Recompra de títulos pressiona o Dólar ainda mais
“O USD está enfraquecendo ainda mais hoje, caindo para o seu nível mais baixo desde meados de junho. As ações estão mistas, os preços do petróleo bruto estão mais fortes e os principais mercados de títulos estão um pouco mais fracos. Os Treasuries estão com desempenho inferior e a curva está se acentuando novamente.”
“O anúncio do Departamento do Tesouro ontem, de que dobraria o tamanho de suas recompras de títulos, pegou o mercado de surpresa. O anúncio veio apenas duas semanas após seu último anúncio trimestral de refinanciamento e poucas horas antes de um leilão de Treasuries de 20 anos.”
“O plano visa as taxas de longo prazo e é limitado em escala; as recompras vão de US$ 2 bilhões para US$ 4 bilhões e ocorrem de 9 de setembro a 4 de novembro. Ostensivamente, é uma questão de gerenciamento de liquidez, mas o anúncio deixou a impressão de que o Tesouro está tentando acalmar os mercados de Treasuries após o recente aumento nas taxas de prazo e isso não é um bom sinal.”
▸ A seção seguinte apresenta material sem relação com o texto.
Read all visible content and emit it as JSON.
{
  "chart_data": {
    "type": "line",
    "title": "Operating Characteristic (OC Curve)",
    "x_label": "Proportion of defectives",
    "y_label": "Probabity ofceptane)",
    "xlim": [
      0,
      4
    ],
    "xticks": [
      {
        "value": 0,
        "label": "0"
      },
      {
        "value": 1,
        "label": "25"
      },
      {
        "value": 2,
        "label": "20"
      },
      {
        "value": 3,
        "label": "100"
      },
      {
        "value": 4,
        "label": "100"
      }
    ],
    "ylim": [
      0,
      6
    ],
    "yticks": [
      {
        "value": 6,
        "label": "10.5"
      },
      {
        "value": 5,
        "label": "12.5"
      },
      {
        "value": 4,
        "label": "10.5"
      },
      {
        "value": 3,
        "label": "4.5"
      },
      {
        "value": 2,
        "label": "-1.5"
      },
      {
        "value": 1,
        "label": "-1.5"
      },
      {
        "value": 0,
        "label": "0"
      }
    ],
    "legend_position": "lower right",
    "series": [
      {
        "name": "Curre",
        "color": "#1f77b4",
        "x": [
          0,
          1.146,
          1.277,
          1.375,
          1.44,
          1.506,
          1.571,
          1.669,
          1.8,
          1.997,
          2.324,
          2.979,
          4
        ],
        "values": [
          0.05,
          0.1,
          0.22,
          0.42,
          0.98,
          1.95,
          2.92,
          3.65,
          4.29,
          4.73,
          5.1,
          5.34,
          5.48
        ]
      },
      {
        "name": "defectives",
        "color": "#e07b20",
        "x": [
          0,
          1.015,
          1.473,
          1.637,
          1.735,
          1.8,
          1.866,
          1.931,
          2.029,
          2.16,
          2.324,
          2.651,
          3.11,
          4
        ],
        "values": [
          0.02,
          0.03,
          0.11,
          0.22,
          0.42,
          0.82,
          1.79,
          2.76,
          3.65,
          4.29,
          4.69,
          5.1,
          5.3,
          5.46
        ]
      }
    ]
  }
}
“Sugere que o Tesouro está tentando gerenciar as taxas de longo prazo – que têm aumentado porque os mercados estão questionando o compromisso do Fed com o combate à inflação e os investidores estão preocupados com a sustentabilidade da política fiscal dos EUA. Se os rendimentos não puderem suportar totalmente o peso dessas preocupações, o USD terá que fazê-lo. O trade de desvalorização do dólar está voltando com força.”
“As atas do FOMC de julho mostraram que “muitos” formuladores de políticas sentiram que uma política mais apertada seria necessária se a inflação não diminuísse. Mas sinais recentes de abrandamento das pressões de preços e algum enfraquecimento no mercado de trabalho sugerem que o risco de um aumento em setembro ainda é menor do que as probabilidades implícitas do mercado (um pouco mais de 30%).”
“Nos gráficos, as perdas do DXY estão se estendendo através do retração de 50% dos ganhos do dólar no primeiro semestre, abrindo caminho para um declínio adicional de 1-1,5% no índice no curto prazo.”